Using oda_voters.csv for the Garza-Whitfield state:

a) Group voters by county. For each county, compute: - Total registered voters - Number of Garza persuasion targets (persuadability >= 60, support_score >= 52) - Number of Garza turnout targets (vote_history_2022 == 0, vote_history_2020 == 0, support_score >= 55) - Average support score - 2022 turnout rate

b) Create a scatter plot where each point is a county: x-axis = persuasion target count, y-axis = turnout target count. Size the points by total county population. Color the points by average support score (blue-to-red scale).

c) Identify the top 5 counties by combined targeting opportunity (persuasion + turnout targets). What does this suggest about where the campaign should concentrate field resources?


Exercise 5.13 — Donations Data Analysis (Challenge)

Using oda_donations.csv:

a) Separate donations into small-dollar (< $200) and large-dollar (>= $200) categories. Compute the share of total dollars that comes from each category for each recipient party.

b) Create a stacked bar chart showing, for each party, the proportion of total dollars coming from each donation size bucket.

c) Which party has a higher share of small-dollar donations? What does this suggest about each campaign's grassroots support base?

d) Look at donor occupation. What are the top 10 occupations by total donation amount for each party? What patterns do you observe?


Exercise 5.14 — Combining Multiple Tables (Challenge)

This exercise requires joining two ODA tables.

a) Filter oda_ads.csv to the Garza-Whitfield state. Compute weekly Democratic and Republican ad spending.

b) Filter oda_polls.csv to the Garza-Whitfield state (LV polls). Compute a weekly polling average for each candidate.

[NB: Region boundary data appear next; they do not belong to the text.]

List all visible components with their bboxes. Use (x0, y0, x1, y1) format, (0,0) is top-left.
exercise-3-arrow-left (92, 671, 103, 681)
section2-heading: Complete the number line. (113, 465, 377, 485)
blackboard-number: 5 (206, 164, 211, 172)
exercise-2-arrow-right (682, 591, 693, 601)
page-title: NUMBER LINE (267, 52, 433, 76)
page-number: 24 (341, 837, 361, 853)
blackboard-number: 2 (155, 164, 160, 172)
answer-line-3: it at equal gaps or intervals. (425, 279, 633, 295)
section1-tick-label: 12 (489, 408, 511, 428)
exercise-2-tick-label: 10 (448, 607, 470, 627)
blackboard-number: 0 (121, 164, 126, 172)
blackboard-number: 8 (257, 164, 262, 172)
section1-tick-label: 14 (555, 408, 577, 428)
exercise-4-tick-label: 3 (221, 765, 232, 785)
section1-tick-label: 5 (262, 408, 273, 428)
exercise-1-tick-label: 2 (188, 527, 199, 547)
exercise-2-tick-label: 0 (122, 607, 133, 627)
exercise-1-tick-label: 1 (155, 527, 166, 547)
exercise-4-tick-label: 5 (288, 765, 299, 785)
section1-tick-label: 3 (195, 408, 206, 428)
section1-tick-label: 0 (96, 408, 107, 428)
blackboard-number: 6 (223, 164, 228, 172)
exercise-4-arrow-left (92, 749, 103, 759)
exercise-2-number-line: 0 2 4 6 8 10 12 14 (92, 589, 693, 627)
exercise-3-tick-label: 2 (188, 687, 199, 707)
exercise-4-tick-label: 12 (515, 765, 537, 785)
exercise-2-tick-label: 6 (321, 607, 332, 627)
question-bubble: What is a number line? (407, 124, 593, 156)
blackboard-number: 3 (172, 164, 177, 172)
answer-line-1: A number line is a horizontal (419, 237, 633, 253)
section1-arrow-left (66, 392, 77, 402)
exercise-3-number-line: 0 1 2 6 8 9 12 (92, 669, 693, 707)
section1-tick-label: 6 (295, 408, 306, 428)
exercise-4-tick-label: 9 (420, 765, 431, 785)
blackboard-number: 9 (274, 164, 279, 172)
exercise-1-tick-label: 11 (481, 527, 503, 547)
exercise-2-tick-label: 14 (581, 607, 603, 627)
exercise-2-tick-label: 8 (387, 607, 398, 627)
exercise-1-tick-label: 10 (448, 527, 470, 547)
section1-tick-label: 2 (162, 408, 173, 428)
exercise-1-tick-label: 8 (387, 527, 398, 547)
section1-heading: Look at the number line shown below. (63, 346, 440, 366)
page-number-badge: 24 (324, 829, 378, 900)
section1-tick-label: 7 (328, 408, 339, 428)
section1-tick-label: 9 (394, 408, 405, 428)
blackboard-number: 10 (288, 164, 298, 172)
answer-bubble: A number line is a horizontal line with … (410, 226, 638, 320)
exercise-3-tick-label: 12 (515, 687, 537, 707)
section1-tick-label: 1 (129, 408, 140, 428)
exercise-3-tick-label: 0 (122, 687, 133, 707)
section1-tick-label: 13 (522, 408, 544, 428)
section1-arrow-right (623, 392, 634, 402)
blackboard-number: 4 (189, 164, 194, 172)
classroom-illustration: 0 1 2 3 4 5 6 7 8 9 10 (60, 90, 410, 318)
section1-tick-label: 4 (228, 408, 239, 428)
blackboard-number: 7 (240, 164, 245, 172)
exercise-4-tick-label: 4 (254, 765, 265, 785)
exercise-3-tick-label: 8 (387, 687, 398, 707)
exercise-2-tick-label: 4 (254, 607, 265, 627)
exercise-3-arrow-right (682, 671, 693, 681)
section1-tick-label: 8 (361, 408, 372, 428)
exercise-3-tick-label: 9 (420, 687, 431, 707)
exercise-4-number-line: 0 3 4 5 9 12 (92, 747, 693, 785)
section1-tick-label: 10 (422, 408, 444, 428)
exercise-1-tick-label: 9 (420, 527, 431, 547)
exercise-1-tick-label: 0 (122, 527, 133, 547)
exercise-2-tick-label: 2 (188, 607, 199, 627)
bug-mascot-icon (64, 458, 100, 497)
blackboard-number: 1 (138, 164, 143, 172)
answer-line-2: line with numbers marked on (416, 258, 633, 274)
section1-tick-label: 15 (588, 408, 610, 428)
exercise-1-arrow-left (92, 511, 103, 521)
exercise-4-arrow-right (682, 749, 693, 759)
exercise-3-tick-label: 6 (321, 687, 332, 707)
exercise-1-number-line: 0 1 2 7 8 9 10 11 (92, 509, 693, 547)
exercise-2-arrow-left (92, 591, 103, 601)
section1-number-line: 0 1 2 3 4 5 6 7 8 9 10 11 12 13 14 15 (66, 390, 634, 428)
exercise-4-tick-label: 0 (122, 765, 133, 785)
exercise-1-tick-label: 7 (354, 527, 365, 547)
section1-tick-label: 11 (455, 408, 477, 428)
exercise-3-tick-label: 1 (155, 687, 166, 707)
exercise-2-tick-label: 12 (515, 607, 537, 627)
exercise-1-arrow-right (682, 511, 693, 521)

c) Join the two weekly series on date. Create a two-panel plot: the top panel shows the polling trend and the bottom panel shows weekly ad spending. Use the same date x-axis for both.

d) Is there any visible relationship between ad spending spikes and polling movement? Apply the analytical frameworks from Chapter 4: what alternative explanations exist for any patterns you observe?


Reflection Questions

R1 — After working through the ODA Dataset, what surprised you most about the structure or content of political data? What was harder than you expected?

R2 — In Exercise 5.12, the county targeting analysis assigns a single "opportunity score" to each county. What assumptions is this approach making? What important information is it ignoring?

R3 — Sam Harding's realization in Section 5.12 — that likely voter models systematically underrepresent communities whose mobilization is actively being contested — applies to many political analyses. Can you think of two other situations where the filtering or weighting choices in a political analysis systematically exclude or underweight a particular population? What are the policy implications of those exclusions?